Right now, I have quite a few toys in my backlog. I have drafts that are half done. Notes that are scribbled down. Testing that has been done. But right now it is hard to focus. Pandemic, protests, and politics. There are a lot of stressors at this time in the world. And that doesn’t even count any personal stressors either. All of it takes a toll on mental health. Which means my sex drive, pretty much at rock bottom. When I can have a burst of actual need for pleasure. I go all out, getting as much as I can do. But like a rollercoaster, it can take a dip at any time.
But even with the ups and downs in my sex drive. My mental health has been improving. Which trust me does feel odd to say when the world is on fire. But right before the pandemic really hit, I had just started putting a lot of these in place. So it thankfully gave me small routines use.
Therapy and Mental Health
Since I finally have insurance, I have been bouncing around trying to find a good therapist. Someone who would be friendly to LGBTQA+ issues, kink-friendly, and nonmonogamy friendly. Which you can imagine can be a tall order. I went through a number of them and none was quite the right fit. Until I took a chance to reach out to an organization just for that. But with my city still having limited places for LGBTQA+ mental health. I got stuck on a waiting list just for intake. Right as my job shut down, I was given my first appointment. And now, I am past my first 90 days.
I’ve used this time, to unpack some heavy things. From past relationships, abuse, and other trauma. A lot of things I had not realized I had been holding on to so tightly. Each session not only gives me a lot to think about. But it has lifted even a small weight off my shoulders. One of the great things about her is she gives me little self-care tasks. From having a snack I really want or reminding me to listen to a favorite song.
With therapy, also came seeing the psychiatrist there as well. Which came with starting to take medication for my anxiety and depression. This is one of the reasons for the dip in my sex drive. As I am kind of having to relearn my body and what I want. Especially given that it now takes me a little longer to get off. So testing has taken a little longer to really get done. One thing I do affirm to myself often is that my orgasm is not the end all be all of pleasure. Even just spending time enjoying how a toy feels inside me or the sensation of clitoral stimulation is good. I still experience the rush of serotonin that it brings which is always wonderful.
Developing a Skin Routine
With the rapid change in my life, I was finding places I could add any routine to my life. Which for me actually went to skincare. For the last few months, I have been using mostly products from Get the Butters. Also going through our drawer of masks from various beauty bag subscriptions. Which has been great for decluttering.
After finding how well their Rose Water and Witch Hazel toner works for me. I just replaced the whole thing with products from there. However, routines get broken. Especially when my spoons are low from any number of things. So I came up with backup routines depending on my energy level in the day.
- Normal days: wash, toner, mask, moisturizer, and eye cream (night).
- Low Spoon Days: toner, spot treatment, eye cream (night).
- Very Low Spoons Day: Toner
This has allowed me to not only make sure I am taking care of my face every day. It also has helped keep it clearer than it might be as I tend to break out during stress-filled times. Helping me to feel just a little better even if I am not going out at all these days.
Recently I have delved back into divination, from tarot to starting creating a rune set for myself. Starting my mornings many days with my own musical divination. While I have kept my tarot readings to new moons, full moons, holidays, and big astrological events like planets going retrograde. This tends to give me places to really focus on particular themes. Be it what the celebration is, the sign the moon is in, or what the retrograde influences. In the case of the full moon I can also tie it into my energy work I tend to do on that day.

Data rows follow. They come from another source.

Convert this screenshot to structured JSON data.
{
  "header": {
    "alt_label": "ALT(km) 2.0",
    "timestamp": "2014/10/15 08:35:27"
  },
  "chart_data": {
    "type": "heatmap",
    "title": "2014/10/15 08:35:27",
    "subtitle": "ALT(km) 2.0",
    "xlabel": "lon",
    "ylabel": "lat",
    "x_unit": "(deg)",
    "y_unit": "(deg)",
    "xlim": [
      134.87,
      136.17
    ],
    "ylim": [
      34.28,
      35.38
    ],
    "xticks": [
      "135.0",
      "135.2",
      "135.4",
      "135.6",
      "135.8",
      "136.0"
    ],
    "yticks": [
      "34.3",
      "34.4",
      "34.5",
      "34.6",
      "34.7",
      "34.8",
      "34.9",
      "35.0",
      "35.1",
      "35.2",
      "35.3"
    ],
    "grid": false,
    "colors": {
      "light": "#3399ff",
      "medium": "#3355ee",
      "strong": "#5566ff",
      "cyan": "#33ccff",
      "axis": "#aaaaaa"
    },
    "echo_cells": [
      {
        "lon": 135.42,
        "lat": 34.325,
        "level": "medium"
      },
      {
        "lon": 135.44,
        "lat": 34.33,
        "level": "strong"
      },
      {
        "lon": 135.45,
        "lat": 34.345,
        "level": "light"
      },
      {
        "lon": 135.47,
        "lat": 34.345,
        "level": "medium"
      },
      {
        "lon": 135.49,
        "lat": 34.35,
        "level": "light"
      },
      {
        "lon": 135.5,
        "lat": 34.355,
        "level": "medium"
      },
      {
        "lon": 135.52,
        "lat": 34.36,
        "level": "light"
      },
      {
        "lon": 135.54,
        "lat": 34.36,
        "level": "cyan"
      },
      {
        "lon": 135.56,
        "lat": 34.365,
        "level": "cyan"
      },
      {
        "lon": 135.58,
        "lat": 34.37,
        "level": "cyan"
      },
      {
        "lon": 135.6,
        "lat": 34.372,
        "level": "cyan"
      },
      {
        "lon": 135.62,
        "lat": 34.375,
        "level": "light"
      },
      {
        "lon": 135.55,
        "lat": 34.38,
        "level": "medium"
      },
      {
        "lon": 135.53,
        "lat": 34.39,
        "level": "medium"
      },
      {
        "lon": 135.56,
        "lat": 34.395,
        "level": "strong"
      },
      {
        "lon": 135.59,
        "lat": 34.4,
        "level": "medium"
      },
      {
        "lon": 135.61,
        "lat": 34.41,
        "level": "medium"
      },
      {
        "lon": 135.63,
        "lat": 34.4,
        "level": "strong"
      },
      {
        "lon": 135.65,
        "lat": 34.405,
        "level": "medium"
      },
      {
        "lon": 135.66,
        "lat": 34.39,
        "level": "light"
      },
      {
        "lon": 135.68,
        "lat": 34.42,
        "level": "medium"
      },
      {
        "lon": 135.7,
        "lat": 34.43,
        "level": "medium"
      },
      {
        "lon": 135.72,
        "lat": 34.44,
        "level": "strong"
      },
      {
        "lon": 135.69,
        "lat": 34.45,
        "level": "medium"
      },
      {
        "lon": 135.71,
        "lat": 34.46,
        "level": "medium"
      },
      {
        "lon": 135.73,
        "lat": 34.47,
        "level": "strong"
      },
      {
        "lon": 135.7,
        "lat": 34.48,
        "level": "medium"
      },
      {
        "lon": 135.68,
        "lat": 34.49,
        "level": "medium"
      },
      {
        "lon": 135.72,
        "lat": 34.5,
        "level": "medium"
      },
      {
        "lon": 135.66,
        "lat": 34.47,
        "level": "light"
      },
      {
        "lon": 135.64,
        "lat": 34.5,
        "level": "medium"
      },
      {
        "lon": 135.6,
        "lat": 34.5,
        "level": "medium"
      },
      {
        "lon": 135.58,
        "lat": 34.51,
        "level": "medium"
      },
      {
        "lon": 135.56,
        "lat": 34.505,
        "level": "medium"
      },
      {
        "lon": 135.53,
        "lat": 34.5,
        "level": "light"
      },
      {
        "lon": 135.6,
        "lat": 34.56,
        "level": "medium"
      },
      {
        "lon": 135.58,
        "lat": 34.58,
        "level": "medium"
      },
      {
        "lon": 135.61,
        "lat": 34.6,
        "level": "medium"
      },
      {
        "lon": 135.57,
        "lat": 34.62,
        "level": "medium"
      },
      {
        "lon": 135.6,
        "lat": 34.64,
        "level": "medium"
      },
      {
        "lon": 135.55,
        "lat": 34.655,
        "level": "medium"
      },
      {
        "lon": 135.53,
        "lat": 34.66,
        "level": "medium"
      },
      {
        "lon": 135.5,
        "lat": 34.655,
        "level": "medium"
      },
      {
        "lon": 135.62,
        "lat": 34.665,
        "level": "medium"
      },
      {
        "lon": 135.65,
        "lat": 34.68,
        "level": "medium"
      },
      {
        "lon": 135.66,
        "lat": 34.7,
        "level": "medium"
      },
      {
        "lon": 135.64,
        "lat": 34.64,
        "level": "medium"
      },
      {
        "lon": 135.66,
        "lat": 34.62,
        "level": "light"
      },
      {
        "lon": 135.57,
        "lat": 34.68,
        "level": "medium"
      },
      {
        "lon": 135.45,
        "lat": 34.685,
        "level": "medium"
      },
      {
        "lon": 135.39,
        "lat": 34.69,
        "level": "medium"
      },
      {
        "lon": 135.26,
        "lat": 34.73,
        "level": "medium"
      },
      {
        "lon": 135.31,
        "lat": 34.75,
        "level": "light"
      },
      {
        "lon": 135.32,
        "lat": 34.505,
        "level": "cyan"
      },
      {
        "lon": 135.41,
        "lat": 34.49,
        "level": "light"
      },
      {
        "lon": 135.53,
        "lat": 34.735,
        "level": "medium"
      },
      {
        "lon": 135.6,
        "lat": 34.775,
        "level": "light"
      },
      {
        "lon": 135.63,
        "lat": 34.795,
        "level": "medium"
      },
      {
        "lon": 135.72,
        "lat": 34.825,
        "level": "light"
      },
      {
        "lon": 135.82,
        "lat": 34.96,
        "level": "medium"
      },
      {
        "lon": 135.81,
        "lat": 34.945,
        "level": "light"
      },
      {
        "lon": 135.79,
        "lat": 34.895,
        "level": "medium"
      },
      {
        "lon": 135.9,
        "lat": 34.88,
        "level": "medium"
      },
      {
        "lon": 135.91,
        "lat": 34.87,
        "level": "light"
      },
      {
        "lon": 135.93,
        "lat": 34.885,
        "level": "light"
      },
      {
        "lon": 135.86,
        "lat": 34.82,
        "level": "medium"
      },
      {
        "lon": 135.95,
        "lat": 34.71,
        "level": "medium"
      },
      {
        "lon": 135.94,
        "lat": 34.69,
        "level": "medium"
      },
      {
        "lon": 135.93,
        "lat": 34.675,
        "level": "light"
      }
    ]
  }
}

These things allow me to sit with feelings that I might be having. Or even things I might be missing because I am not quite paying attention. I use it as a time to journal and get out thoughts that might be weighing me down. Also when I cannot think of prompts, I turn to an Instagram Account by the name of Intarotspection that is run by AceOfTarot that sources a ton of different spreads for various seasonal occasions. I tend to go with what my gut tells me to follow or what I have the energy for. Journaling them so I can go back and reference things that might come up in later spreads. Or so I can expand upon it later in my writing journal. Especially when the readings link up with things I discuss mental health-wise in therapy.
Doing My Best
My last few months have been a journey through the new landscape that is my mental health. I am hoping that it picks up from here not only with how my day to day goes. But I do hope that things even out so my sex drive finds its ‘new normal’.
I hope that you reading this are finding ways to navigate your life, in whatever ways you might need to at this time. I just wanted to end this saying that I love you all. Even if I don’t know you, I just feel that I need to share that. You are loved.